Even the parts of life that seem undesirable are a balm to the geist. The feel of a split lip, and broken ribs, held together by plasm. The thrill of death on the line, even when it won’t stick. A sin-eater can take an incredible amount of abuse, and the spirit inside them will revel in it the whole time, riding the masochist high of adrenaline and endorphins. Some sin-eaters will even feed their geists with action, though it’s easy to lose yourself and become a dark Elysian with that attitude.
Put simply, Geist has two competing and complimentary drives as a game: To enjoy the life that you have now that you’ve been given a second chance, and to make the afterlife a better place and help the dead pass on to something better. How you balance these drives of Life and Death is up to you and your krewe, but they should inform your outlook.
There’s no shortage of death focused media. The corebook had it’s own list, but here’s a few of the things that inspire me. Some of the inspiration actually resulted in Geists or Sin-eaters in Night Horrors: Unquiet Dead.
Gideon the Ninth: While not necessarily featuring the dead themselves all that much, Tamsin Muir’s necromantic universe certainly gives good inspiration for krewe cults. There’s also a really good example of a Kerberos or Cthonian, maybe a Tyrant. And even a Sin-eater using Remembrance Traits. Remember: “We do bones, motherfucker!”
Dresden Files: I’m pretty sure the series is inspired by the old World of Darkness. The politics vis a vis the police get increasingly grating as time goes on, but it’s the benchmark for urban fantasy. A handful of the books are even focused around zombies and ghosts, including Grave Peril, Dead Beat, Ghost Story, and Skin Game. Grave Peril and Dead Beat each inspired a geist in this book’s companion piece, Night Horrors: Unquiet Dead.
Jojo’s Bizarre Adventure: There’s a ton of this manga by now, and all of them are absolutely batshit insane. It doesn’t necessarily have much to do with ghosts, but the series’ trademark magic system, The Stand, is an absolutely great source of inspiration for your geist. Plus if you don’t know what to call your geist, just pick an old dad rock song. There’s an obvious Stand in Unquiet Dead. There are several Netflix seasons by now.

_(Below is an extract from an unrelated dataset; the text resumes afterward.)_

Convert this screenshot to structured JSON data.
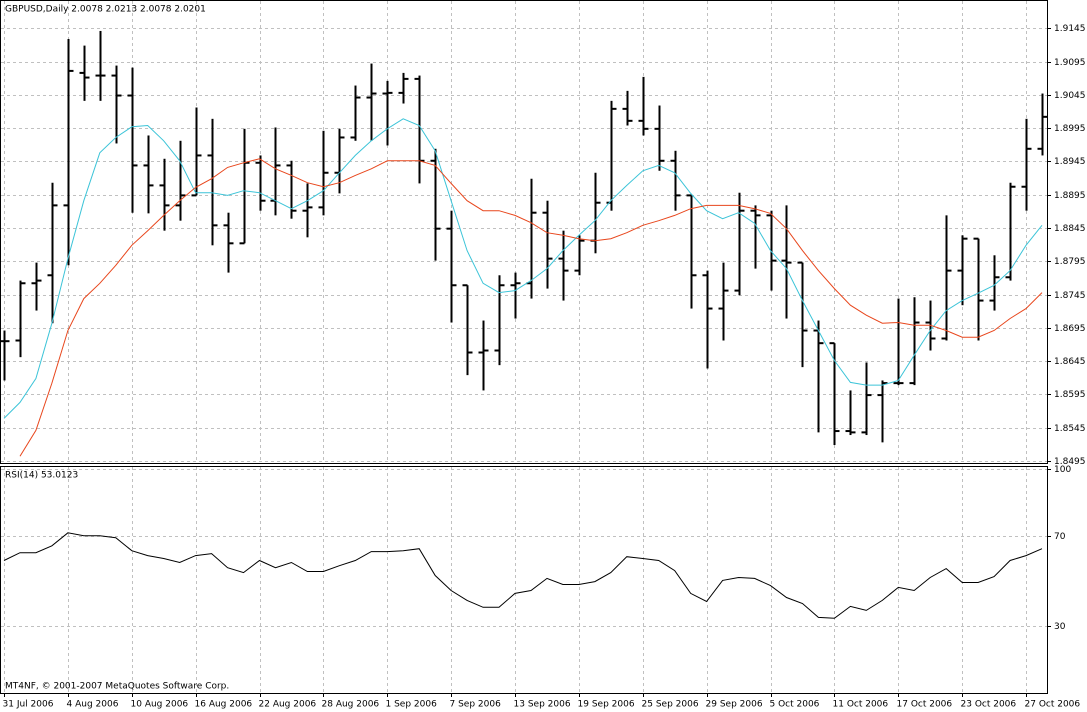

The Cosmere: Okay, okay, I know recommending Sanderson is like recommending water at this point. But hear me out: Mistborn: Secret History. And Shadows for Silence and the Forests of Hell. While thematically it isn’t too similar, the Nahel Bond in the Stormlight Archive is very similar to the Bargain.
Sandman: While Dream is the primary protagonist, Death is a standout for her surprisingly chipper attitude despite being the embodiment of an ending. Façade is absolutely a standout for Geist inspiration, and so is Hob Gadling’s story. Keep in mind that it’s from the 80s/90s and oof, there’s a bit in. The audiodramas from Audible change the worst of it, and the Netflix show does as well simply by updating the setting.
The Lost Room: Mentioned in the main book, it bears repeating simply because more people should watch it. I’m pretty sure it was a backdoor pilot, but it got retooled into Warehouse 13. Either way, it’s a really cool miniseries, and it inspired The House That Hates over in Unquiet Dead.
Silent Hill: I sincerely believe this is a good adaptation. The grotesque monsters are great for ghosts in the Dominions, with the Red Pyramid being a Kerberos maybe. Honestly the transition between realities inspired a story I ran back in 2009. Silent Hill: Revelation is terrible in the best way, and likewise provides some gross monsters.